Молодая женщина. Заблуждения — их любимое словечко! (Пауза.) Прости. (Пауза.) Кричу на старуху. Прости меня. Молодые безыдейны и аморальны. Я смотрела по телевизору выступление Генерального секретаря, и он сказал: «Мы извиняемся перед народом, признаем наши заблуждения, и в этом — знак нашего величия. Пусть их судит народ. Но каковы эти заблуждения! Чем крупней заблуждения, тем с большей готовностью их надо прощать». Прекрасно сказано. Порой мне представляется, что призраки казненных окружают кровать, на которой я совокупляюсь, и шепчут: «Твои заблуждения ничтожны, они лишь слегка тебя запятнали». (Пауза.) Я не завидую тебе. Вернее, завидую твоим страстям. И ненавижу тебя за то, что ты ещё жива. Ты должна была погибнуть вместе с остальными. Но благодаря своей изворотливости избежала пули. Ты блаженствуешь в своих заблуждениях.

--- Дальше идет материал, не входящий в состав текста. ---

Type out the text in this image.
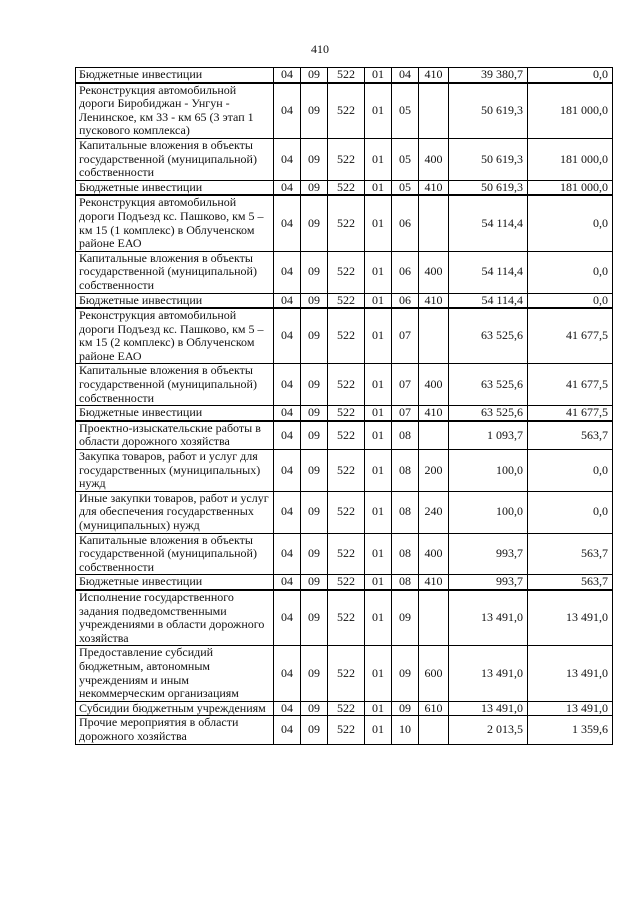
410
Бюджетные инвестиции	04	09	522	01	04	410	39 380,7	0,0
Реконструкция автомобильной дороги Биробиджан - Унгун - Ленинское, км 33 - км 65 (3 этап 1 пускового комплекса)	04	09	522	01	05		50 619,3	181 000,0
Капитальные вложения в объекты государственной (муниципальной) собственности	04	09	522	01	05	400	50 619,3	181 000,0
Бюджетные инвестиции	04	09	522	01	05	410	50 619,3	181 000,0
Реконструкция автомобильной дороги Подъезд кс. Пашково, км 5 – км 15 (1 комплекс) в Облученском районе ЕАО	04	09	522	01	06		54 114,4	0,0
Капитальные вложения в объекты государственной (муниципальной) собственности	04	09	522	01	06	400	54 114,4	0,0
Бюджетные инвестиции	04	09	522	01	06	410	54 114,4	0,0
Реконструкция автомобильной дороги Подъезд кс. Пашково, км 5 – км 15 (2 комплекс) в Облученском районе ЕАО	04	09	522	01	07		63 525,6	41 677,5
Капитальные вложения в объекты государственной (муниципальной) собственности	04	09	522	01	07	400	63 525,6	41 677,5
Бюджетные инвестиции	04	09	522	01	07	410	63 525,6	41 677,5
Проектно-изыскательские работы в области дорожного хозяйства	04	09	522	01	08		1 093,7	563,7
Закупка товаров, работ и услуг для государственных (муниципальных) нужд	04	09	522	01	08	200	100,0	0,0
Иные закупки товаров, работ и услуг для обеспечения государственных (муниципальных) нужд	04	09	522	01	08	240	100,0	0,0
Капитальные вложения в объекты государственной (муниципальной) собственности	04	09	522	01	08	400	993,7	563,7
Бюджетные инвестиции	04	09	522	01	08	410	993,7	563,7
Исполнение государственного задания подведомственными учреждениями в области дорожного хозяйства	04	09	522	01	09		13 491,0	13 491,0
Предоставление субсидий бюджетным, автономным учреждениям и иным некоммерческим организациям	04	09	522	01	09	600	13 491,0	13 491,0
Субсидии бюджетным учреждениям	04	09	522	01	09	610	13 491,0	13 491,0
Прочие мероприятия в области дорожного хозяйства	04	09	522	01	10		2 013,5	1 359,6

Старуха. История пошла не совсем тем путем, как я полагала в твоем возрасте. Она движется не по прямой, а…

Молодая женщина. Зигзагом. Как шов у съехавшего чулка. (Пауза.) Сегодня я обедаю с иностранным дипломатом. Я — дочь революции — отдаю своё тело разным продажным… После казино он ошалеет и, возможно, ему не удастся в меня войти. Таким образом, наша чистота имеет шанс быть спасенной. (Пауза.) Я могла стать директором какого-нибудь предприятия, но, когда увидела шлюх, поджидающих иностранцев, мне стало их жаль и захотелось узнать, в чем они нашли свое счастье.

Старуха. Счастье?

Молодая женщина. Вот именно, счастье. Ведь если счастья нет, то ради чего тогда дочери свободного общества занимаются таким делом? Либо находят там свое счастье, либо тут кроется еще одно заблуждение?

Старуха. Не знаю.

Молодая женщина. Не знаешь. (Заканчивает одеваться.) Красавица, да и только! Какие зубы! А кожа?! Все же революция произвела превосходных девушек.

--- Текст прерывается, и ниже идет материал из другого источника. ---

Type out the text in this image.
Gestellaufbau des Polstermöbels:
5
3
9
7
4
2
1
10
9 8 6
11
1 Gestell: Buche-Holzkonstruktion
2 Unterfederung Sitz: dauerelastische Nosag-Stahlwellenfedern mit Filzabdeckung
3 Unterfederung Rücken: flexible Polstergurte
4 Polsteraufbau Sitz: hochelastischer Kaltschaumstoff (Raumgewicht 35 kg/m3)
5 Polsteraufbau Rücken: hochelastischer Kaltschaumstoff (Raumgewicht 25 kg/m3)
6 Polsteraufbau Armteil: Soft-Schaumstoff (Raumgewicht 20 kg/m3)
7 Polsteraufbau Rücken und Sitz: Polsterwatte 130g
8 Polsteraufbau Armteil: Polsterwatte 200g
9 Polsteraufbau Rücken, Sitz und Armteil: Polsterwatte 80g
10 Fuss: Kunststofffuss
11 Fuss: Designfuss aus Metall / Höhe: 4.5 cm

Выходит. Старуха смотрит ей вслед. Входит Молодой человек.

Молодой человек. Магда здесь? Или пошла в бордель? А вы почему…

Старуха. Она меня обидела.

Молодой человек. Сука она. Да еще с таким языком… Да, с таким язычком, как у нее, нетрудно привести мужчину в экстаз. А женщину заставить краснеть от стыда. На это она способна. Я восхищаюсь Магдой, я ее люблю, но она сука.

Старуха. Не буду…

Молодой человек. Не надо.

Старуха. Меня не заставить…

Молодой человек. Мы безыдейны. Мы так аморальны.

Старуха. …сожалеть о своей жизни.

Молодой человек. Конечно нет. Ни за что.

Старуха. Не заставить.

Молодой человек. История движется не по прямой, а…

Старуха. Кто вам это сказал?

Молодой человек. Ну…

Старуха. Кто вам это сказал?

Молодой человек. Это всем известно.

Старуха. Всем?

Молодой человек. Еще из школьных учебников. Выпейте лучше бренди и…

Старуха. Нет.

Молодой человек. Хорошо, не пейте бренди. Я все равно не собирался тут оставаться.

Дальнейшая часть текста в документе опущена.